Я швырнул ножницы на стол, они зазвенели.
Передо мной лежал разбойник Гестас и тихо стонал.
Я обработал, промыл водкой, залил йодом и зашил ему колотую рану. Ничего особенного. Никакого чуда.
Простая операция, простецкая, студент медицинского факультета сделает без труда.
Я продолжал читать заключенным Евангелие. Когда нас выгоняли на прогулку в тюремный двор, я понимал: вот она осень, вот оно предзимье, скоро снег повалит. Настало утро, нам всем приказали: на выход! с вещами! – и из одной тюрьмы погнали в другую. Пешком, через всю столицу. Ранним осенним утром, затемно. Нигде не горел свет. Ночью город погружали во мрак. Чтобы враг не узрел его с воздуха и не начал сбрасывать бомбы.
Мои воры молча топали рядом со мной. Я шёл, ими окруженный. Мне это даже нравилось: защита. От кого? Кто собирался напасть на нашу тюремную колонну? Мне захотелось на фронт, в мой покинутый госпиталь. Там я приносил пользу Родине, находился на своем месте и в своё время. А в тюрьме я пребывал в безвременье. Мне иной раз чудилось: это застенки Понтия Пилата, и я вправду среди разбойников, приговоренных к казни, и рассказываю им то, что еще только должно произойти. Завтра.

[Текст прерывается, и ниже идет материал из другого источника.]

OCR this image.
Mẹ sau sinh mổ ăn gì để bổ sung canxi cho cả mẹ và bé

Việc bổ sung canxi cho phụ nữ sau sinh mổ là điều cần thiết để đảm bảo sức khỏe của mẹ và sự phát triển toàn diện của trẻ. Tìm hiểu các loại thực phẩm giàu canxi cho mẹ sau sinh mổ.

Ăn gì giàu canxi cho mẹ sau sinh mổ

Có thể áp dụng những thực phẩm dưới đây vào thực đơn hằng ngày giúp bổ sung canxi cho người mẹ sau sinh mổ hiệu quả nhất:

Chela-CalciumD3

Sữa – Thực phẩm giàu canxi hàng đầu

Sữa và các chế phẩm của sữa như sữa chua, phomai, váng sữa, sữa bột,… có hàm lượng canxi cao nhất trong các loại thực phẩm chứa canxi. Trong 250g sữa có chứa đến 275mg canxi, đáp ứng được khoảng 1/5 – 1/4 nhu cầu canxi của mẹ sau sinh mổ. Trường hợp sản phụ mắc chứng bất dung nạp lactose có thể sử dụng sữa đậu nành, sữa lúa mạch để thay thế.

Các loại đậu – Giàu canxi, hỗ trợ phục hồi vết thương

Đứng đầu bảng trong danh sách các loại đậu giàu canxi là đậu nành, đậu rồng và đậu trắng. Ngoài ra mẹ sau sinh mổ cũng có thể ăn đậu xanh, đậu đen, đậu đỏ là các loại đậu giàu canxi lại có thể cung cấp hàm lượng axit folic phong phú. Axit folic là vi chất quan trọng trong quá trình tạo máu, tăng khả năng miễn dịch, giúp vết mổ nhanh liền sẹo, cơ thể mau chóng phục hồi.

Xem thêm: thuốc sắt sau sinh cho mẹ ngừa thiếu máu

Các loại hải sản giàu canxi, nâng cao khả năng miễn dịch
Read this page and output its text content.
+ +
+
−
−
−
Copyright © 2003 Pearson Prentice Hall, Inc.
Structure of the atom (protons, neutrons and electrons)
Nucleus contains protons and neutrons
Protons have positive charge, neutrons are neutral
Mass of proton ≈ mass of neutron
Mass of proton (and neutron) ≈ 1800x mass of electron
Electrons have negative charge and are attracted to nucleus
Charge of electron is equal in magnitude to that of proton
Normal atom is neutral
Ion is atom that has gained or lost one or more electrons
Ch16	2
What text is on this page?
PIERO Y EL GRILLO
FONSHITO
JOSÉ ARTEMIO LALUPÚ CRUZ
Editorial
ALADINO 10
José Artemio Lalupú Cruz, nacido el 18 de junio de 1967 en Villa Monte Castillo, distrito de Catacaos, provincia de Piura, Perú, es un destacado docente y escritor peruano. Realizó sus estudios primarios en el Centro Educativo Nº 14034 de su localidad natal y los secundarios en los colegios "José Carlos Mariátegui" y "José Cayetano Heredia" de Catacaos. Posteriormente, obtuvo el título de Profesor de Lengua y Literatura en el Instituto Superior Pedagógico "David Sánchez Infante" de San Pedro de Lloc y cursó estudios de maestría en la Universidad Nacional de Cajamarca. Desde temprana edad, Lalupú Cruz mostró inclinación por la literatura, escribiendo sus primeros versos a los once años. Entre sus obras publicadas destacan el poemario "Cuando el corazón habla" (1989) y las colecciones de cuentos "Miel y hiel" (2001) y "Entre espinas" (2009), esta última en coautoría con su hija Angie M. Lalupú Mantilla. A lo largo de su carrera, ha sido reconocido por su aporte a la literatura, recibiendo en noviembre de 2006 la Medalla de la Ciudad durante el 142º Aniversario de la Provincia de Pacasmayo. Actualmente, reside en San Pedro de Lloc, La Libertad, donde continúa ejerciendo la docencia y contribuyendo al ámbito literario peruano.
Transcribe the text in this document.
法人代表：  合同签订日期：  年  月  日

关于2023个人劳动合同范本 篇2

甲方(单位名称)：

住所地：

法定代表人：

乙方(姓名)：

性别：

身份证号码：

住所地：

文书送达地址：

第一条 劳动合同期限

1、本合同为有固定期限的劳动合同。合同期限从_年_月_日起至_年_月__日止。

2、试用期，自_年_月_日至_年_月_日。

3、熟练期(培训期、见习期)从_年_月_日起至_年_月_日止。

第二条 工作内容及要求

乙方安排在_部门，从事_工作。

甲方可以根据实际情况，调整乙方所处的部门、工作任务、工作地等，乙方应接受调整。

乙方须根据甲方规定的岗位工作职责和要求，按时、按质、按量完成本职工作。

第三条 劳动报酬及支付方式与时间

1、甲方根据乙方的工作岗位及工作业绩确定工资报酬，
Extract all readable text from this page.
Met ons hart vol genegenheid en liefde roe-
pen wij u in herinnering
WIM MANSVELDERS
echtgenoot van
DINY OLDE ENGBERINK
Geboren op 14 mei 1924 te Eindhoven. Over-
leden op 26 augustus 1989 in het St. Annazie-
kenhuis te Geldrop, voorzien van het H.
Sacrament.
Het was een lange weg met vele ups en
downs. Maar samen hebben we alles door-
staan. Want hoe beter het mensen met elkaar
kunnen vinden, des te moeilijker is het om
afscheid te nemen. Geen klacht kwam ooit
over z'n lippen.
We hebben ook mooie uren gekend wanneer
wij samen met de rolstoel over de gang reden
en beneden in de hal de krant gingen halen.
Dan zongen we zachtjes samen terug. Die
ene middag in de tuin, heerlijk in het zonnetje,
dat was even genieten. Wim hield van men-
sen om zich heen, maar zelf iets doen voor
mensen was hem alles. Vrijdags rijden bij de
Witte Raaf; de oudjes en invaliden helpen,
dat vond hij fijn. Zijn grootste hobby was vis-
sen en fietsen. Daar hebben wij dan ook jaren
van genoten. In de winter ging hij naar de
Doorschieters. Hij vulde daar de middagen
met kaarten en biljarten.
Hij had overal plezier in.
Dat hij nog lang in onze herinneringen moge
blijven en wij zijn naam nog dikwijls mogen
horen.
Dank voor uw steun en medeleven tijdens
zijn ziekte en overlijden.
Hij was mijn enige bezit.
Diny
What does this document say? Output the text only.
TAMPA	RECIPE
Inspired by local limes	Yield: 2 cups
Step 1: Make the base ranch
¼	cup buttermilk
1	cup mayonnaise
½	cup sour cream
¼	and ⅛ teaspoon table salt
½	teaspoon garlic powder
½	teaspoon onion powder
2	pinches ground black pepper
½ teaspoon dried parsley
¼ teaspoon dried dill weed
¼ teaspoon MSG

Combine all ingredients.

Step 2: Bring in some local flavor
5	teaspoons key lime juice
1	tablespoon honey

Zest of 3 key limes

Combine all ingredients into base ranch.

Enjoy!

Так мешались в одном котле времена. Я отощал, с усмешкой щупал свои железно торчащие ребра. Сам себе прощупывал печень. Увеличена. Это недоедание. Проще сказать, голод. В баланде, приносимой нам, плавали свекольные хвосты, а мы смеялись: крысиные.
В новой тюрьме нас разделили. Воров угнали в неизвестность, меня и ещё трёх человек всунули в пустую, маленькую, тесную камеру с двумя нарами. Будем спать валетом, процедил бородатый узник. Я уловил в нем сходство с тем госпитальным доктором, вспомнил, как мы виртуозно и просто сбежали из вражеского плена. Он сказал: поздравляю нас, товарищи, мы политические! Я задумался. Я – политический? Почему? Потому, что священник? А разве вера – не личное дело человека?
Не-е-е-ет, нашептывал мне тонкий лисий голосок изнутри, нет, врёшь, нет у нас больше никаких личных дел, всё общественное, всё – общее. Всеобщее. И будь добр…
Я не додумывал. И так было всё ясно. Нам всем раздали бараньи тулупы. Меж собой мы толковали: значит, далёко повезут. На Север, на Урал, может быть, в Сибирь. Нас однажды повели на прогулку в тулупах. Вышли, а под серым шерстяным небом снег, и блестит, как старое столовое серебро. Наледью покрылся. Я присел на корточки, взял снег в руку и ел его. Пить хотел, а воды давали мало.
Обратно в камеру вели нас – узрел я около открытой двери соседней камеры мальчонку. Он стоял и дрожал, в босиком, в одной рубашонке, видно, только привезли, сдёрнули с постели. Ребёнок! Зачем в тюрьмы детей забирают? Дети-то что такого преступного сотворили? Я подошёл к дрожащему мальчонке, стащил с себя тулуп и набросил ему на плечи, и укутал его, и поцеловал. Где мои дети? Где моя жена? Всех взяла война. Всех съело Время.
Пошел по коридору, не оглядывался. Надзиратель орал: отставить! Но не подбежал, и у мальчишки мой тулуп не отобрал. И меня карцером за провинность не наказал. Я уже знал, что такое карцер. В карцере уже два наших вора по пять дней посидели, и оба заболели туберкулёзом. Если бы сорвать хвойную ветку и пожевать, жевать каждый день. Ни цинги, ни чахотки. Да в тюремном голом дворе ни сосен, ни елей.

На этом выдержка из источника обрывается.